The California Highway Patrol identified the woman as 43-year-old Rebecca Dalelio. She faces several charges, including assault, vandalism and disrupting "the orderly conduct of official business" at the state Capitol.
Police say Dalelio walked out of the gallery and did not resist when she was arrested. The news release did not give a motive, referring to the woman as a "demonstrator." But the action came as hundreds of people protested at the Capitol against a recently signed state law seeking to crack down on fraudulent medical exemptions for vaccinations.
Several lawmakers sought to link the woman to the protesters, including Sen. Richard Pan, who last month was shoved in the back by a protester as he was walking near the Capitol.
"This incident was incited by the violent rhetoric perpetuated by leaders of the antivaxx movement," Pan said in a news release. "As their rhetoric escalates, their incidents of violence does as well. This is an attack on the democratic process and it must be met with strong condemnation by everyone."

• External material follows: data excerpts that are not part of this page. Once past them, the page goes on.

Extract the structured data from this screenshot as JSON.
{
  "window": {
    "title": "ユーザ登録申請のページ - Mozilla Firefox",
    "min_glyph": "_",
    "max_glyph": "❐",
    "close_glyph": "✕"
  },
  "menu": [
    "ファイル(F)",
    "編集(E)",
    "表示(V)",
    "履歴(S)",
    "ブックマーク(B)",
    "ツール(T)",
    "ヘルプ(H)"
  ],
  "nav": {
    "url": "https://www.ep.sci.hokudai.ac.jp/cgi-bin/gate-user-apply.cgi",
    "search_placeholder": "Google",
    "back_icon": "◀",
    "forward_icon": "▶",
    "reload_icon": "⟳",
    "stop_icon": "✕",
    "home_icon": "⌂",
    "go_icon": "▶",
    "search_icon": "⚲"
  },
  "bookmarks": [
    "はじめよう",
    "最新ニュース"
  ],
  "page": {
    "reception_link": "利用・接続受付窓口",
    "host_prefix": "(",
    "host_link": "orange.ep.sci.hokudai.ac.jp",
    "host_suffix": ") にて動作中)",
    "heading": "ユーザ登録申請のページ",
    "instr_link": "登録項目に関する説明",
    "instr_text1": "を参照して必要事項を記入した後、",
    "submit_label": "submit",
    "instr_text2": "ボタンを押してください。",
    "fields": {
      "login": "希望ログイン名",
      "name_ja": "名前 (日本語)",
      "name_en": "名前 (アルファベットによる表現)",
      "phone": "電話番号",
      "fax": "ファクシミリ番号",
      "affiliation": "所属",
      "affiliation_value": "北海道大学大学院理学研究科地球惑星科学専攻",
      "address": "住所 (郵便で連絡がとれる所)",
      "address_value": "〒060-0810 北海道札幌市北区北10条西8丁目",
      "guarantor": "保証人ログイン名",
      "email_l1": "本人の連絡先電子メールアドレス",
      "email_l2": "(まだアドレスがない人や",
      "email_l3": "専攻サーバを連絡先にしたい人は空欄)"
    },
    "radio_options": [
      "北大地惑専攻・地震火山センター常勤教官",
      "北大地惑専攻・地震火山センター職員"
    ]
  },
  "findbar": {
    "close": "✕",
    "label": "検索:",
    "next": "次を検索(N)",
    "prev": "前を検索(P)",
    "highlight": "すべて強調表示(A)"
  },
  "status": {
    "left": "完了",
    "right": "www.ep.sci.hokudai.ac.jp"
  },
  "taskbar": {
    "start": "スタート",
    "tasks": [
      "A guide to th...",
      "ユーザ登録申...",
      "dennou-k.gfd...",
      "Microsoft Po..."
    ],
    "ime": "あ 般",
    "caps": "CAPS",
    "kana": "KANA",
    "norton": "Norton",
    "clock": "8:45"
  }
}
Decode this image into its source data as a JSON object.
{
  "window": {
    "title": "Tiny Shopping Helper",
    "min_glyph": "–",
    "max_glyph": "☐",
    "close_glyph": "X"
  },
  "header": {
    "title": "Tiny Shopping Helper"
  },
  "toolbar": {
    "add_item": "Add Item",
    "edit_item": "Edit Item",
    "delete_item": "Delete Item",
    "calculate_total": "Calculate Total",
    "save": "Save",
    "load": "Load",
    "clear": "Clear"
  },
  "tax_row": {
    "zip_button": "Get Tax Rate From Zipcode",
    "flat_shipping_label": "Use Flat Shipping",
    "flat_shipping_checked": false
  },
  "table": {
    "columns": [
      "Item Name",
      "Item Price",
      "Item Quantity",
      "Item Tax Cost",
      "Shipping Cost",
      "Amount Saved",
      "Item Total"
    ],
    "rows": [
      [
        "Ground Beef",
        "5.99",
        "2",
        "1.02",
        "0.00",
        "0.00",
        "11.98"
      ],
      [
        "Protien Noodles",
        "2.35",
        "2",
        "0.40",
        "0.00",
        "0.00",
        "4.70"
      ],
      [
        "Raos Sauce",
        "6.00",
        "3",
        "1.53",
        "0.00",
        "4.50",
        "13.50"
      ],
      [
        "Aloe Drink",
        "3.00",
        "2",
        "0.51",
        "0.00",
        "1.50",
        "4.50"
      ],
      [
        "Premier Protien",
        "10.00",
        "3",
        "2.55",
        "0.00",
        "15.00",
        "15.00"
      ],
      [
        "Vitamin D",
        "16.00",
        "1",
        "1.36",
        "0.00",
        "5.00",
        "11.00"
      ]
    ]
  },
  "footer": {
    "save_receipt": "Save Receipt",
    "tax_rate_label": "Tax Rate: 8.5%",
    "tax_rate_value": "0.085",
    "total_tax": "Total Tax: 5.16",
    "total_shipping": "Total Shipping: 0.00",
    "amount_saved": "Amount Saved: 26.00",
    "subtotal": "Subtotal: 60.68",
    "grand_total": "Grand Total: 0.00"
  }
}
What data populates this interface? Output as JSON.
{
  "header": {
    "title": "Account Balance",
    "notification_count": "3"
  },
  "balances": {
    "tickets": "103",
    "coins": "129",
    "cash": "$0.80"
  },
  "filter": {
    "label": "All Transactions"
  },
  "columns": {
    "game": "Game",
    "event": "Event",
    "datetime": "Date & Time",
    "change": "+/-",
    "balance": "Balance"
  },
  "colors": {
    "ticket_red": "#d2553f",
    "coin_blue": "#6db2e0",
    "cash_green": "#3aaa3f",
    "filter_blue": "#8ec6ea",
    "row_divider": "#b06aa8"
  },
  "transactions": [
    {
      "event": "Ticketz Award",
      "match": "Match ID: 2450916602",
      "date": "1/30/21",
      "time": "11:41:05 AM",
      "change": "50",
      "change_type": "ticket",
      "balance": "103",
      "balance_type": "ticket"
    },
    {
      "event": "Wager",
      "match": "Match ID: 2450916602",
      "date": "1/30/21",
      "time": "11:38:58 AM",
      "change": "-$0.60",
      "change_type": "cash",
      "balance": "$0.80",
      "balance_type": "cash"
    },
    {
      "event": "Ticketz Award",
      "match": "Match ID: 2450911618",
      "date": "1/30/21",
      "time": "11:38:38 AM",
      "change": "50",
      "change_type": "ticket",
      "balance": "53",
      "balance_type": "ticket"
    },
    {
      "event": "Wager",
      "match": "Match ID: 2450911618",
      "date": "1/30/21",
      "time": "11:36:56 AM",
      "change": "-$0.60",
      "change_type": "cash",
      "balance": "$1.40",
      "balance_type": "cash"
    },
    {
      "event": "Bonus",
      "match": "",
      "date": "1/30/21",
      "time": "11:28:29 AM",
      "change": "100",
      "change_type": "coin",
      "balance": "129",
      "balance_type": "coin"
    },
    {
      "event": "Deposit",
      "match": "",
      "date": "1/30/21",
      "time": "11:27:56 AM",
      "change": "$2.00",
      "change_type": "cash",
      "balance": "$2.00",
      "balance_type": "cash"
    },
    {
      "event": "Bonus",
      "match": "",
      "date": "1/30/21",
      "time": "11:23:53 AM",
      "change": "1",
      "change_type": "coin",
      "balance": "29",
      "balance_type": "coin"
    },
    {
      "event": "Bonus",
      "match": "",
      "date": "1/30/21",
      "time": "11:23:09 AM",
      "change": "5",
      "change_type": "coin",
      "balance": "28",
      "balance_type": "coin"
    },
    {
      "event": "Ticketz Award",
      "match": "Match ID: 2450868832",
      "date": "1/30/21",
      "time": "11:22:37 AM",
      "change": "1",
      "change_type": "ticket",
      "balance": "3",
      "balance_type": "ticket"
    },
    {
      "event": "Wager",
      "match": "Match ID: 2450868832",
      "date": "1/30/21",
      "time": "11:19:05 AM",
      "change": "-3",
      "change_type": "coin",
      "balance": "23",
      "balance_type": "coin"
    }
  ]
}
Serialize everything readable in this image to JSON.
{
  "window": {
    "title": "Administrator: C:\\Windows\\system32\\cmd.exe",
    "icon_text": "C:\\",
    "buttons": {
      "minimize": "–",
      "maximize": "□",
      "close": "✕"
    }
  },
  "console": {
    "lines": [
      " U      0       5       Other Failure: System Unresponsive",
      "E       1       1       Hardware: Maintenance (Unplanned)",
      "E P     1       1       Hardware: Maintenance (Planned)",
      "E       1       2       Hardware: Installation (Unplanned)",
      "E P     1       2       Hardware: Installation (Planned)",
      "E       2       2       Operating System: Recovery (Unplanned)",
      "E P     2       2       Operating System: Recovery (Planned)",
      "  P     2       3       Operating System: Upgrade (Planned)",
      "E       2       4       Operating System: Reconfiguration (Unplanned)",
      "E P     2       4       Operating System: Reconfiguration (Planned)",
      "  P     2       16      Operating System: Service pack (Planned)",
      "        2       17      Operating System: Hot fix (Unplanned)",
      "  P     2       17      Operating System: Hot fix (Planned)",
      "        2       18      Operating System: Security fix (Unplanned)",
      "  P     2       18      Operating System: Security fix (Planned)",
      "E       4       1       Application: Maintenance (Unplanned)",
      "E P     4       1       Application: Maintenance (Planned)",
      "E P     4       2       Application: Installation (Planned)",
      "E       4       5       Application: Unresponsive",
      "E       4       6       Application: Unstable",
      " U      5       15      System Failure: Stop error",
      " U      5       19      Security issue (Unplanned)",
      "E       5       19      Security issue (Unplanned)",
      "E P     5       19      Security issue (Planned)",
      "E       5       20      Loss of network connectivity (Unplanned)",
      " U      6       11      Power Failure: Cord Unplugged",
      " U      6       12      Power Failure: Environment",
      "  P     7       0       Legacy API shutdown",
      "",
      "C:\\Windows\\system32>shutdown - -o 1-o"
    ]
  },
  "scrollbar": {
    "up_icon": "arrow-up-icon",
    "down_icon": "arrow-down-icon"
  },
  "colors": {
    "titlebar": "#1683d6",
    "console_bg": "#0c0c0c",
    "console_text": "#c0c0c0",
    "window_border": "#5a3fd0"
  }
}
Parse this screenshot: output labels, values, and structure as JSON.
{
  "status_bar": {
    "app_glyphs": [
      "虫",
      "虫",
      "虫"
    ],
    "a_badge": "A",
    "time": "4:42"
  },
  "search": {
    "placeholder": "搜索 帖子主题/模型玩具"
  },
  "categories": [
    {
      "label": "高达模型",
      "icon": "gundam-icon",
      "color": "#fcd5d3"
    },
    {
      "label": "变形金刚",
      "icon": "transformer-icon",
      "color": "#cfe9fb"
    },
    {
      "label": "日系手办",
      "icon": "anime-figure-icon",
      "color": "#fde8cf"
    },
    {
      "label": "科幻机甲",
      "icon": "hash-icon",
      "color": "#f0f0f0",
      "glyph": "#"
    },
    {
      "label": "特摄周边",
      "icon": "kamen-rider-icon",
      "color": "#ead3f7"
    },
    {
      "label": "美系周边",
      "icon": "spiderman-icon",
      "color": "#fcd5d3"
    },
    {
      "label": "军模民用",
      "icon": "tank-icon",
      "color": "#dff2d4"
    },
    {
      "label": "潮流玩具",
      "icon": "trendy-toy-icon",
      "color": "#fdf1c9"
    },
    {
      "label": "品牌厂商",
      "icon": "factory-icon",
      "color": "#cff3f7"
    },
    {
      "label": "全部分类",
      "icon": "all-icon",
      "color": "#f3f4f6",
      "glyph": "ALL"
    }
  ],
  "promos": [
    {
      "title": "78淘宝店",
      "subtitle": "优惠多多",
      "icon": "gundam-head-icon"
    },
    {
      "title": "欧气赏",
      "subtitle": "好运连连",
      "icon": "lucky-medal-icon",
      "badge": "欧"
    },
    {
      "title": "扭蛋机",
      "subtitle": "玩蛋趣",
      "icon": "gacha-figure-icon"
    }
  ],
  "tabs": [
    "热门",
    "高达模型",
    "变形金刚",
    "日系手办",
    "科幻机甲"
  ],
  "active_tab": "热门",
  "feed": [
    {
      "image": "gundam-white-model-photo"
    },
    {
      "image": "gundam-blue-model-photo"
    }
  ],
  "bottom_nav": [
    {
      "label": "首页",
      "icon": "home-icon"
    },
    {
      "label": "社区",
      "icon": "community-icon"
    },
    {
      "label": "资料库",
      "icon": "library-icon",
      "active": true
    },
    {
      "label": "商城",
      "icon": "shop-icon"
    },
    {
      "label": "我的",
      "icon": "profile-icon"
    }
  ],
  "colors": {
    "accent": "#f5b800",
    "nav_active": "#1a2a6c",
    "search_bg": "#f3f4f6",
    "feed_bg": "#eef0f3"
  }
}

The drama unfolded on the final day of the Legislative session, with lawmakers still having several key bills to debate before adjourning for the year. With authorities still investigating what the substance was, Senate leadership decided lawmakers would finish their work in a smaller committee room. Legislative aides scrambled to move the Senate's work to the room as journalists and others watched from an upstairs balcony.
"A crime was committed today, but the Senate will not be deterred from completing the Senate's business," Senate President Pro Tempore Toni Atkins told lawmakers as the Senate reconvened.
Many Republicans had opposed the vaccine bill. But on Friday, Senate Republican Leader Shannon Grove condemned the act and apologized to her colleagues for the disruption.
"The person that is in question should be prosecuted to the fullest extent of the law," Grove said.
Democratic Sen. Steve Glazer said the liquid landed on his head. He also said five other senators were struck by the liquid.
"I'm going to take a shower," Glazer told reporters crowded in the hallway outside the Senate chambers. "We have work to do."